4

In my implementation I provide a function to JavaScript that accepts a parameter.

v8::Handle<v8::Value> TableGetValueIdForValue(const v8::Arguments& args) {
  v8::Isolate* isolate = v8::Isolate::GetCurrent();
  v8::HandleScope handle_scope(isolate);

  auto val = args[1];

  if (val->IsNumber()) {

    auto num = val->ToNumber();
    // How to check if Int or Double    

  } else { 
     // val == string 
  }
}

Now this parameter can have basically any type. As I support Int, Float and String I want to efficiently check for these types. Using IsNumber() and IsStringObject() I can make sure that the objects are numberish or a string.
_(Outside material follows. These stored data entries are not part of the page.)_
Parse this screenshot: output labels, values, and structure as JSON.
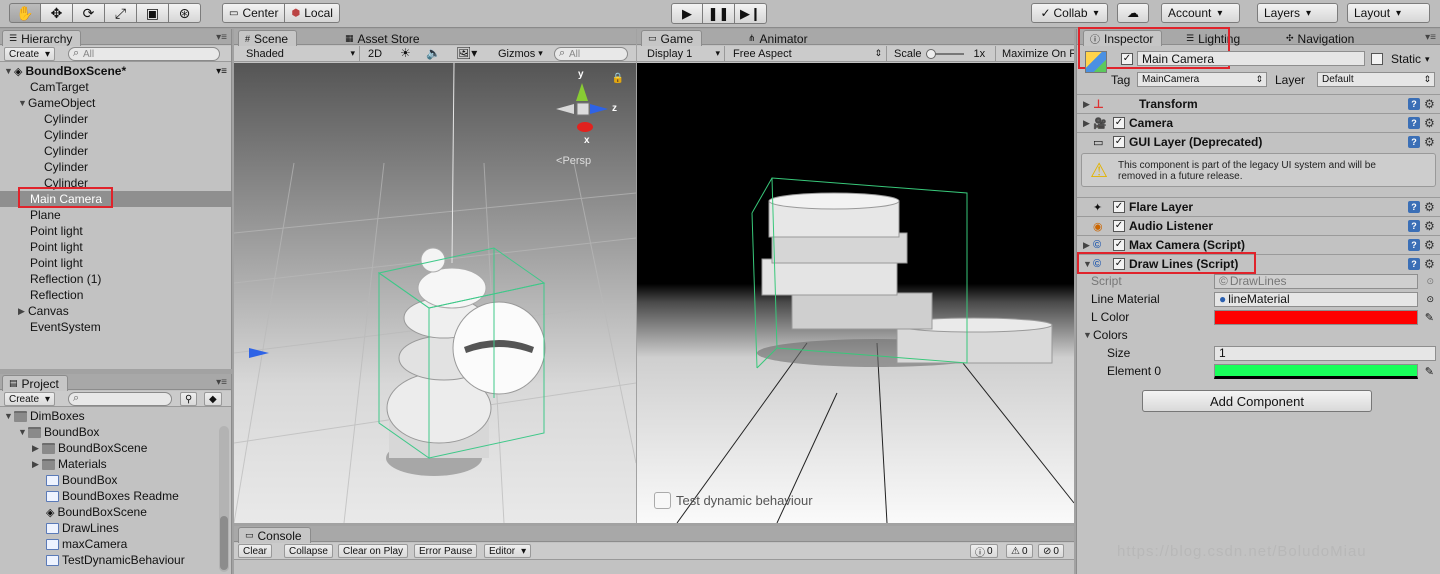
{
  "toolbar": {
    "pivot_center": "Center",
    "pivot_local": "Local",
    "collab": "Collab",
    "account": "Account",
    "layers": "Layers",
    "layout": "Layout"
  },
  "hierarchy": {
    "tab": "Hierarchy",
    "create": "Create",
    "search_placeholder": "All",
    "scene_name": "BoundBoxScene*",
    "items": [
      {
        "label": "CamTarget"
      },
      {
        "label": "GameObject"
      },
      {
        "label": "Cylinder"
      },
      {
        "label": "Cylinder"
      },
      {
        "label": "Cylinder"
      },
      {
        "label": "Cylinder"
      },
      {
        "label": "Cylinder"
      },
      {
        "label": "Main Camera"
      },
      {
        "label": "Plane"
      },
      {
        "label": "Point light"
      },
      {
        "label": "Point light"
      },
      {
        "label": "Point light"
      },
      {
        "label": "Reflection (1)"
      },
      {
        "label": "Reflection"
      },
      {
        "label": "Canvas"
      },
      {
        "label": "EventSystem"
      }
    ]
  },
  "project": {
    "tab": "Project",
    "create": "Create",
    "items": [
      {
        "label": "DimBoxes"
      },
      {
        "label": "BoundBox"
      },
      {
        "label": "BoundBoxScene"
      },
      {
        "label": "Materials"
      },
      {
        "label": "BoundBox"
      },
      {
        "label": "BoundBoxes Readme"
      },
      {
        "label": "BoundBoxScene"
      },
      {
        "label": "DrawLines"
      },
      {
        "label": "maxCamera"
      },
      {
        "label": "TestDynamicBehaviour"
      }
    ]
  },
  "scene": {
    "tab": "Scene",
    "tab2": "Asset Store",
    "shading": "Shaded",
    "mode2d": "2D",
    "gizmos": "Gizmos",
    "search_placeholder": "All",
    "persp": "Persp",
    "axis_x": "x",
    "axis_y": "y",
    "axis_z": "z"
  },
  "game": {
    "tab": "Game",
    "tab2": "Animator",
    "display": "Display 1",
    "aspect": "Free Aspect",
    "scale_label": "Scale",
    "scale_value": "1x",
    "maximize": "Maximize On P",
    "toggle_label": "Test dynamic behaviour"
  },
  "console": {
    "tab": "Console",
    "clear": "Clear",
    "collapse": "Collapse",
    "clear_on_play": "Clear on Play",
    "error_pause": "Error Pause",
    "editor": "Editor",
    "count_info": "0",
    "count_warn": "0",
    "count_error": "0"
  },
  "inspector": {
    "tab": "Inspector",
    "tab_lighting": "Lighting",
    "tab_navigation": "Navigation",
    "object_name": "Main Camera",
    "static_label": "Static",
    "tag_label": "Tag",
    "tag_value": "MainCamera",
    "layer_label": "Layer",
    "layer_value": "Default",
    "components": [
      {
        "label": "Transform"
      },
      {
        "label": "Camera"
      },
      {
        "label": "GUI Layer (Deprecated)"
      },
      {
        "label": "Flare Layer"
      },
      {
        "label": "Audio Listener"
      },
      {
        "label": "Max Camera (Script)"
      },
      {
        "label": "Draw Lines (Script)"
      }
    ],
    "warning_line1": "This component is part of the legacy UI system and will be",
    "warning_line2": "removed in a future release.",
    "fields": {
      "script_label": "Script",
      "script_value": "DrawLines",
      "line_material_label": "Line Material",
      "line_material_value": "lineMaterial",
      "lcolor_label": "L Color",
      "colors_label": "Colors",
      "size_label": "Size",
      "size_value": "1",
      "element0_label": "Element 0"
    },
    "lcolor_hex": "#ff0000",
    "element0_hex": "#19ff5a",
    "add_component": "Add Component"
  },
  "watermark": "https://blog.csdn.net/BoludoMiau"
}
But now I need to differentiate between an integer value and a float. What is the best way to perform this test? Is there a way to call / use the typeof function exposed to JS?

Morwenn
  • 21,684
  • 12
  • 93
  • 152
grundprinzip
  • 2,471
  • 1
  • 20
  • 34
  • search for "class Value" in http://izs.me/v8-docs/v8_8h_source.html. There are functions `bool Value::IsInt32` and `double Value::NumberValue` which could be interesting. – Andrew Tomazos Jun 12 '13 at 08:57

3 Answers3

5

Quick Answer

v8::Value::NumberValue() will will return the value of the javascript Number without loss of precision.

Explanation

It is true that the set of numbers representable by int64_t and double is different. And so is natural to be concerned about what happens if the value is actually int64_t because v8::Value defines both

V8EXPORT int64_t v8::Value::IntegerValue() const;
V8EXPORT double v8::Value::NumberValue() const;

What is a v8::Number?

Consider v8::Number doc

Detailed Description

A JavaScript number value (ECMA-262, 4.3.20)

IntegerValue does return an int64_t, but there will be no more precision available, because the value is stored internally as a double-precision 64-bit binary format IEEE 754 value.

Testing in a browser

Checking if javascript can represent a value that a double can't but an int64_t can.

2^63 - 1 is equal to 9223372036854775807

Try typing the following in a javascript console; this value is parsed but the extra precision is thrown away because double can't represent it.

>9223372036854775807

the result

9223372036854776000
Community
  • 1
  • 1
waTeim
  • 9,095
  • 2
  • 37
  • 40
  • `v8::Value::NumberValue() will will return the value of the javascript Number without loss of precision.` This helped me add to a double I had already defined, thank you – Jonathan Aug 11 '19 at 06:56
4

Try IsInt32 or IsUint32() to check the number is integer or not.

https://github.com/v8/v8/blob/master/include/v8.h#L1313

mattn
  • 7,571
  • 30
  • 54
  • Thanks, this is true, however there is a light problem here: If you look at the implementation of the method in https://github.com/v8/v8/blob/master/src/api.cc#L2641 you will see that it first checks for `IsSmi()` (small integer) and than further checks if the double representation can be converted forth and back to/from an integer to see if the value is stable. Thus a value like `3.0` would be treated as an integer, even though it's a `Number`. Any comments on that? – grundprinzip Jun 19 '13 at 10:55
  • As far as JavaScript semantics is concerned, 3.0 *is* an integer. Whether V8 internally represents it as a float or not is an implementation detail, which is why the predicate is implemented as it is. – Andreas Rossberg Jul 17 '13 at 17:26
  • I'm having a problem here. I am passing 47 as an argument, but IsInt32 is returning false. Anyone got any ideas? – Jesse Pepper Jan 21 '15 at 13:46
  • @JessePepper IsUint32 also return false? – mattn Jan 21 '15 at 16:22
  • `if(!args[1]->IsInt32()) { cerr << "not int32"; } auto keyId = args[1]->Int32Value(); ` keyId has a sensible value, like 47 even though the error "not int32" is printed out. – Jesse Pepper Jan 23 '15 at 05:41
  • 1
    What value did you pass into the function. `foo(42)` ? or `foo("42")` ? – mattn Jan 23 '15 at 06:42
0

Try using this line;

bool isInt = ( num->NumberValue() ) % 1 == 0;

NumberValue returns a double with the number's value, and the % 1 == 0 will return true if the value returned is evenly divisible by 1.